Hubo un tiempo –ni tan lejano para el olvido, pero tampoco tan cercano como para echarlo de menos- en el que vivía con intensidad la llegada del carnaval a las calles de nuestra capital. Eran dos semanas de rituales; de quedadas en casa de unos u otros, sobre todo de unos, en las que se improvisaban muchas veces los disfraces, donde la alegría etílica se confundía con el de las amistades y las perspectivas de “darlo todo” durante esas noches que siempre se quedaban cortas. Con la mirada nostálgica recuerdo muchas risas, muchísimas, anécdotas mil veces repetidas durante años y entre todos los protagonistas levantamos un imaginario propio que, es cierto, se añora. Eran tiempos de máxima resistencia y de búsquedas y desinhibiciones que se escudaban en la fiesta de la máscara. Y cada año parecía distinto, único. Después, uno tuvo la suerte de informar de la fiesta, de ser parte de su crónica.

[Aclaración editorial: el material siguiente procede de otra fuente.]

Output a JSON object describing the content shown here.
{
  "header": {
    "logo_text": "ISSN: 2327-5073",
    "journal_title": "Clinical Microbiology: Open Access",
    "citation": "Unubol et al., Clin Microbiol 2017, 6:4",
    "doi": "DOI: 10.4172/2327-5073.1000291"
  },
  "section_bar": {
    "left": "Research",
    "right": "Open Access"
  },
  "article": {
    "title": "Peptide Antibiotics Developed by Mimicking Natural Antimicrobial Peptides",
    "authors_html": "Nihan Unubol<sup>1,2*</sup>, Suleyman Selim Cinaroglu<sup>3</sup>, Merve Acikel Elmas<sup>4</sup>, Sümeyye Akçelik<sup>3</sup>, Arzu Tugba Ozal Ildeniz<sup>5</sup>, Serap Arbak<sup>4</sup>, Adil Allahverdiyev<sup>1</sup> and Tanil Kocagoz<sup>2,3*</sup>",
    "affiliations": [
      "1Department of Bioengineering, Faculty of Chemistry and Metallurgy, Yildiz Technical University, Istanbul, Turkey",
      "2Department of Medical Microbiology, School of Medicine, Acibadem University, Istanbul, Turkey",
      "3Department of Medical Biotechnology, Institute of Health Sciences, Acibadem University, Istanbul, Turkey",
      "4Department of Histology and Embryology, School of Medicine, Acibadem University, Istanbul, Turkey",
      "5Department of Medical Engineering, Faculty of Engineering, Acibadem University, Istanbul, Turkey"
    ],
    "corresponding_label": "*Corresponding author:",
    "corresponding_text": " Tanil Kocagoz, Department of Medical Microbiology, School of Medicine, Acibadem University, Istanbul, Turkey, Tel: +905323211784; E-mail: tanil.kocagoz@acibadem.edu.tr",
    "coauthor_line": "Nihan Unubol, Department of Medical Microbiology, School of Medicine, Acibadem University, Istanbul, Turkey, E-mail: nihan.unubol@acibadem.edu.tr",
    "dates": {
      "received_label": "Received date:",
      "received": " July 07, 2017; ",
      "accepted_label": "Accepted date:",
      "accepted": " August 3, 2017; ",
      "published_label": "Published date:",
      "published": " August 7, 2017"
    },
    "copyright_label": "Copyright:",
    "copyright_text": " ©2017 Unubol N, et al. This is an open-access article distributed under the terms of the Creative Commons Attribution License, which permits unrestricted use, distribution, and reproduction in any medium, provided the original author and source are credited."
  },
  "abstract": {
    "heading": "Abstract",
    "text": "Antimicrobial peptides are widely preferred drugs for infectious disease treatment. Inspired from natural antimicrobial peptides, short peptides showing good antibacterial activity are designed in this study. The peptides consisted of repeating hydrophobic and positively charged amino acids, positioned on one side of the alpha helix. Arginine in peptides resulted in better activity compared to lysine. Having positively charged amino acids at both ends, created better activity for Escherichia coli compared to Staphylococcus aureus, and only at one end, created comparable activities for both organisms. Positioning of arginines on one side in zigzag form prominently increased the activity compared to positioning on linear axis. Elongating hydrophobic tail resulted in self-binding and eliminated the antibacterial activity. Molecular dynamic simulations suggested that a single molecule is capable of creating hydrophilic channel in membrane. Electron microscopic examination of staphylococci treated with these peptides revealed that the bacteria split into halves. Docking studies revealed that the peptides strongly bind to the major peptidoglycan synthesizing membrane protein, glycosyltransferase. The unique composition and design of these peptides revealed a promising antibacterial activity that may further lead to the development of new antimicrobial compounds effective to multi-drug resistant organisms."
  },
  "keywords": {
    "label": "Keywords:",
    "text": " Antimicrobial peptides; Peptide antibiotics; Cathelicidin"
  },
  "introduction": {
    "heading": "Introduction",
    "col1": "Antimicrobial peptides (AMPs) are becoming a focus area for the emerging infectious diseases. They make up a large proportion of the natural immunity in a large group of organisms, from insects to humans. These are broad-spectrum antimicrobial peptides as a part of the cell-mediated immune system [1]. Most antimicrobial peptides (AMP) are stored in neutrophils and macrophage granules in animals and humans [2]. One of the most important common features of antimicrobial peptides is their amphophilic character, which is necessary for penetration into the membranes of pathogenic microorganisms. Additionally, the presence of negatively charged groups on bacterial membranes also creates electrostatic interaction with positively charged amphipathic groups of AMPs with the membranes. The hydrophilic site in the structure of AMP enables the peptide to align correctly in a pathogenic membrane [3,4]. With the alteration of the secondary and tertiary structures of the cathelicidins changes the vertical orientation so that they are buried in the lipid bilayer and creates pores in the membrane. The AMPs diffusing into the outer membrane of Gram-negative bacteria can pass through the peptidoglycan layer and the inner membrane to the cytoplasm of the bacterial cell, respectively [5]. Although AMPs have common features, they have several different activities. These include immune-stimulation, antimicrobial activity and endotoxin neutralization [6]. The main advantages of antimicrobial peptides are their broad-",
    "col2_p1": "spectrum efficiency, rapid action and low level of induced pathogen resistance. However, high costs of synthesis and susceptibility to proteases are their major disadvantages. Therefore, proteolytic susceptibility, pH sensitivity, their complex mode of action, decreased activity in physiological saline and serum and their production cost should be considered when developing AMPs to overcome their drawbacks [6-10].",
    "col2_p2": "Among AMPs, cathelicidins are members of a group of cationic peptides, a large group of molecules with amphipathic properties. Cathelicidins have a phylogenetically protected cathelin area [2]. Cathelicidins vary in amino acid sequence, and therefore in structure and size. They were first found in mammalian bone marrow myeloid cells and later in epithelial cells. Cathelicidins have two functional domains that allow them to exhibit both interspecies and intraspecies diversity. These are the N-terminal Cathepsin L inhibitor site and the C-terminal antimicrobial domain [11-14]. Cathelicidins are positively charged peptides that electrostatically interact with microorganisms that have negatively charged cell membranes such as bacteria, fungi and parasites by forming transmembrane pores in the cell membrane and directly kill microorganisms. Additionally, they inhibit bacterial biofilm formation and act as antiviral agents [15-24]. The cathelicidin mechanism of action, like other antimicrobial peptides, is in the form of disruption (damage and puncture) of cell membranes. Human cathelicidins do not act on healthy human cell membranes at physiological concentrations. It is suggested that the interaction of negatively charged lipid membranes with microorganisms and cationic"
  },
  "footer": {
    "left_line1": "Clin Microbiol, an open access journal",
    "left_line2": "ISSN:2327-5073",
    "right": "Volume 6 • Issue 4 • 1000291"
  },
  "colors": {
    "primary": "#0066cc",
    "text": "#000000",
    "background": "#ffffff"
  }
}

Ahora, la distancia -personal- hacia las carnestolendas es muy grande, demasiada. Quizá aquel “darlo todo” fue suficiente o excesivo, pero la pereza ante este viernes de cabalgata es tal que no florece ni un asomo de interés por disfrutar hoy de nuestras calles y sus gentes arrebatadas por una fiesta que creemos única porque la vivimos como tal, pero que en realidad depende de que cada uno de nosotros la haga especial.
Pues desde ese desdén natural, desde, también, la nostalgia o la mentirosa melancolía veo unas fiestas acogotadas y con falta de incentivos –me pasa como con el fin de año. Eso de transgredir queda lejos ya, si uno quiere transgredir no hace falta esperar a este febrero febril. Y sigue siendo, probablemente, inmensamente divertido esconderse tras un disfraz y una falsa intensidad y compartir alegrías dopadas con conocidos y, por supuesto, desconocidos. Y me alegro de que alegre la vida a tantos y que lo pasen en grande. Pero, y de ahí esta diatriba, que tampoco me digan que se me va parte de la vida si no salgo esta noche o el lunes o al carnaval diurno –yo que huía cual vampiro al ver el primer rayo de luz que nos pusiera ante el espejo tras el paso de la madrugada. Déjenme con mi actitud gruñona, con mis añoranzas ancladas, con mi deseo de hacer otras cosas, de emocionarme de otra manera, de, tal vez, alejarme tanto del Carnaval de manera que un día vuelva a querer abrazar las caderas de Don Carnal y, otra vez, “darlo todo”.